The first step will be to see if the new solar pricing actually materializes on the open market, or if they fluctuate over time as many Tesla announcements are want to do. The current goal is priced at $1.75 to $1.99 per watt, varying on location, with solar systems planned to be sold in 4 KW arrays – meaning that this is still going to be a five-figure purchase, once you’ve added in other expenses. The cost of a Powerwall would also pretty much double that figure.
Tesla is also promising that it will ramp sales of its Solar Roof offering in the second half of this year, but it unveiled the technology back in November 2016 and has yet to launch it at scale. It starting taking orders in May 2017, but it took a year until the first installations, which clocked in at $50k and $75k – far higher than initially promised by the launch materials. It seems that you will be paying a premium to hide your roof’s solar power potential for the near future.
Nonetheless, the recent Tesla announcement said that the firm was on the third version of its roof tiles. Energy Sage outlines the timeline to date, which saw 12 roofs installed by August 2018, with delays blamed on production flaws. The next month, more details about the delay were given, and at the end of the year, production in the Buffalo Gigafactory ramped up – tackling the 11,000 orders it had received.

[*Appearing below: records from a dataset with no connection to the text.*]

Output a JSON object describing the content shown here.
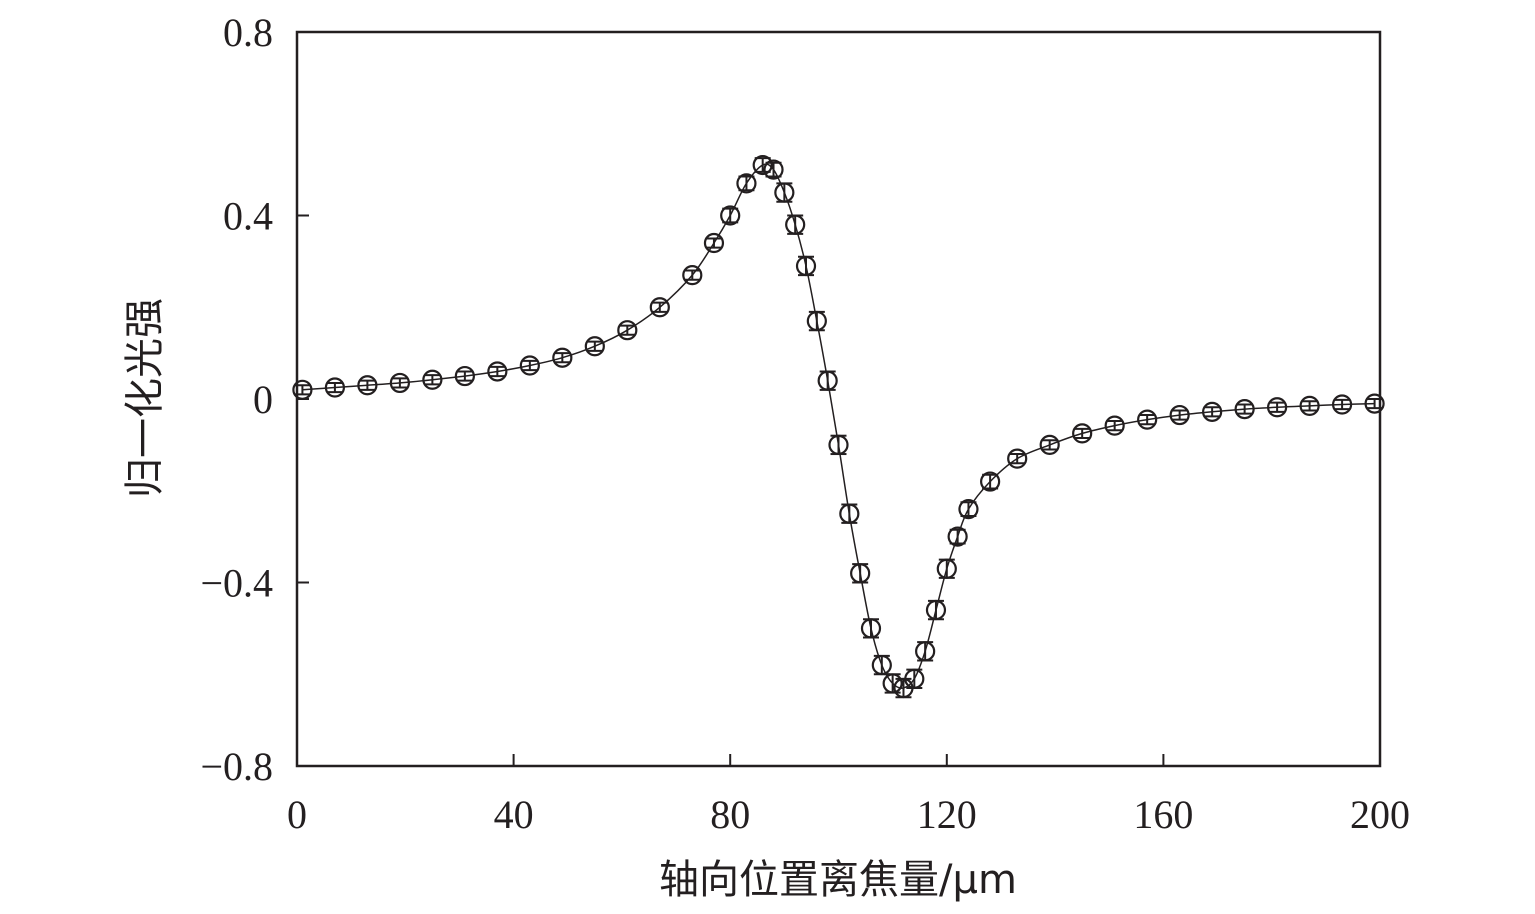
{
  "chart_data": {
    "type": "scatter",
    "xlabel": "轴向位置离焦量/μm",
    "ylabel": "归一化光强",
    "xlim": [
      0,
      200
    ],
    "ylim": [
      -0.8,
      0.8
    ],
    "x_ticks": [
      0,
      40,
      80,
      120,
      160,
      200
    ],
    "x_tick_labels": [
      "0",
      "40",
      "80",
      "120",
      "160",
      "200"
    ],
    "y_ticks": [
      0.8,
      0.4,
      0,
      -0.4,
      -0.8
    ],
    "y_tick_labels": [
      "0.8",
      "0.4",
      "0",
      "−0.4",
      "−0.8"
    ],
    "grid": false,
    "legend": "none",
    "marker": "open-circle",
    "error_bars": true,
    "fit_line": true,
    "series": [
      {
        "x": [
          1,
          7,
          13,
          19,
          25,
          31,
          37,
          43,
          49,
          55,
          61,
          67,
          73,
          77,
          80,
          83,
          86,
          88,
          90,
          92,
          94,
          96,
          98,
          100,
          102,
          104,
          106,
          108,
          110,
          112,
          114,
          116,
          118,
          120,
          122,
          124,
          128,
          133,
          139,
          145,
          151,
          157,
          163,
          169,
          175,
          181,
          187,
          193,
          199
        ],
        "y": [
          0.02,
          0.025,
          0.03,
          0.035,
          0.042,
          0.05,
          0.06,
          0.073,
          0.09,
          0.115,
          0.15,
          0.2,
          0.27,
          0.34,
          0.4,
          0.47,
          0.51,
          0.5,
          0.45,
          0.38,
          0.29,
          0.17,
          0.04,
          -0.1,
          -0.25,
          -0.38,
          -0.5,
          -0.58,
          -0.62,
          -0.63,
          -0.61,
          -0.55,
          -0.46,
          -0.37,
          -0.3,
          -0.24,
          -0.18,
          -0.13,
          -0.1,
          -0.075,
          -0.058,
          -0.045,
          -0.035,
          -0.028,
          -0.022,
          -0.018,
          -0.015,
          -0.012,
          -0.01
        ],
        "error": [
          0.01,
          0.01,
          0.01,
          0.01,
          0.01,
          0.01,
          0.01,
          0.01,
          0.01,
          0.01,
          0.01,
          0.01,
          0.01,
          0.01,
          0.015,
          0.015,
          0.015,
          0.015,
          0.02,
          0.02,
          0.02,
          0.02,
          0.02,
          0.02,
          0.02,
          0.02,
          0.02,
          0.02,
          0.02,
          0.02,
          0.02,
          0.02,
          0.02,
          0.02,
          0.015,
          0.015,
          0.015,
          0.01,
          0.01,
          0.01,
          0.01,
          0.01,
          0.01,
          0.01,
          0.01,
          0.01,
          0.01,
          0.01,
          0.01
        ]
      }
    ]
  }
}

Tesla wants to prove that it can do a better job than Dow Chemical, which sold its own Powerhouse tiles for a brief period before killing it off in 2016. With roofs, the reliability and longevity of the product is a more critical factor than in cars or batteries. The labor costs of replacing roofs under warranties would be exorbitant, compared to a parts recall in cars or the cost of swapping out a Powerwall. To this end, Tesla needs to be sure that the shingles it ships to solar customers are going to last the life-time that is promised in the marketing.
So then, Tesla has hopefully ironed out all the creases that have delayed production to date. If it has finally nailed a final design, then it should be able to ramp up its efforts, and try to rectify having list the lead in the US to Sunrun and Vivint. Musk won’t like being third, and Tesla’s investors would like to see that situation rectified too. We’re still waiting for the joined-up package offering, however – that would actually be a game-changer.